Edmontosaurus could pass the toughest food back and forth across the teeth with its muscular cheek pouches. To fit so many teeth into its mouth, they were packed into tight "banks" of up to sixty rows, and new teeth constantly grew to replace lost teeth — analogous to a modern shark. The bones of the upper jaw would flex outwards as lower jaw came up, so the mandible could grind against it. Typical food would have included conifer needles, seeds and twigs, and these have been found in the body cavities of fossilized edmontosaurs. It was evidently a tree-browser.

The 1908 discovery in Wyoming was especially remarkable in that paleontologists actually recovered fossilized imprints of Edmontosaurus' skin. The impression must have been left by the skin drying very quickly and fixing its shape into the mud. It is from these impressions that we know the skin was scaly and leathery, and the thigh muscle was under the skin of the body. This would have given the impression that the leg left its body at the knee, and the whole thigh was under the skin. This only contributes to its resemblance to a duck. It also had a number of tubercles (bumps) along its neck and down its back and tail.

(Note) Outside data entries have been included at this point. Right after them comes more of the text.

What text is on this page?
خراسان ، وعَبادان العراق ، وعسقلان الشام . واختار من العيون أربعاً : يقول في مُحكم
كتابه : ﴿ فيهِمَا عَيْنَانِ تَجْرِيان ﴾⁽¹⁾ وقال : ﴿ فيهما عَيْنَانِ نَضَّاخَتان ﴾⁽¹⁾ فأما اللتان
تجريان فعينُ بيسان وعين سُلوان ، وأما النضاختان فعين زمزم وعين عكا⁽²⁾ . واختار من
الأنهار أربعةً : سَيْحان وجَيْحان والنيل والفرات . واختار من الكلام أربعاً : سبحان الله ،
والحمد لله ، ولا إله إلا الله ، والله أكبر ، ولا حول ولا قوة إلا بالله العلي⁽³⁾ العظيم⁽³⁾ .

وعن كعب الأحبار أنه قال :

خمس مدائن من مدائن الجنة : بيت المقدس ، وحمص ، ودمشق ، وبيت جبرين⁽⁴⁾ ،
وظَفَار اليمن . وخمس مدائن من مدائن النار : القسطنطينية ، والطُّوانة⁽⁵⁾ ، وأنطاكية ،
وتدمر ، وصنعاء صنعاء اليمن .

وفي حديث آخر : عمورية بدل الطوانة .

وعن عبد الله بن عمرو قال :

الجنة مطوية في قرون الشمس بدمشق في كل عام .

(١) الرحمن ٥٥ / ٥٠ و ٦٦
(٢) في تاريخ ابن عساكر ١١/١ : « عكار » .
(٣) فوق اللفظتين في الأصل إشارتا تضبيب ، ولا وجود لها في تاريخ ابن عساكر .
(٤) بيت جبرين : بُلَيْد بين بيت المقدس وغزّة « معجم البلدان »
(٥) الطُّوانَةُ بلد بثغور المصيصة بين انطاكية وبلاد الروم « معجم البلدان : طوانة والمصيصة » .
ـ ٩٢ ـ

Edmontosaurus was bipedal but could certainly have walked on four legs. The forelimbs are shorter than the hinds but not sufficiently that four-legged motivation was unfeasible. The front feet also had hooves on two fingers, and weight-bearing pads like those of Camarasaurus. The rear feet had two toes and all were hoofed. The bone structure in the lower limbs suggests that both the legs and feet were attached to very powerful muscles. The spine curved downwards at the shoulders, so Edmontosaurus would have had a low posture and would have browsed close to the ground. Despite the power of the limbs, Edmontosaurus would only have been slow-moving and had few defensive features. To survive, it must have had keen eyesight, hearing and smell to get early warning of predators.

The structure of the skull suggests it may have had loose skin around its wide nasal passages. These could have been inflatable, in order to intimidate other dinosaurs or as part of the mating ritual.

The World Of Edmontosaurus

Edmontosaurus existed in the same place and time period as Tyrannosaurus rex and one specimen on display in the Denver Museum of Nature and Science has evidence of a T. rex bite in the tail. This vicious attack on the bone suggests that the Edmontosaurus was alive at the time and hence T. rex was probably not a scavenger, as had been suggested in the 1970s. A mass graveyard discovery in Alberta, Canada suggests that edmontosaurs lived in herds. These herds may have migrated with the seasons, from the North Slope of Alaska, where plantlife would have been scarce during the dark winter months, to the richer pastures of Alberta. If this is the case, T. rex would probably have gone with it, in search of a relatively easy meal.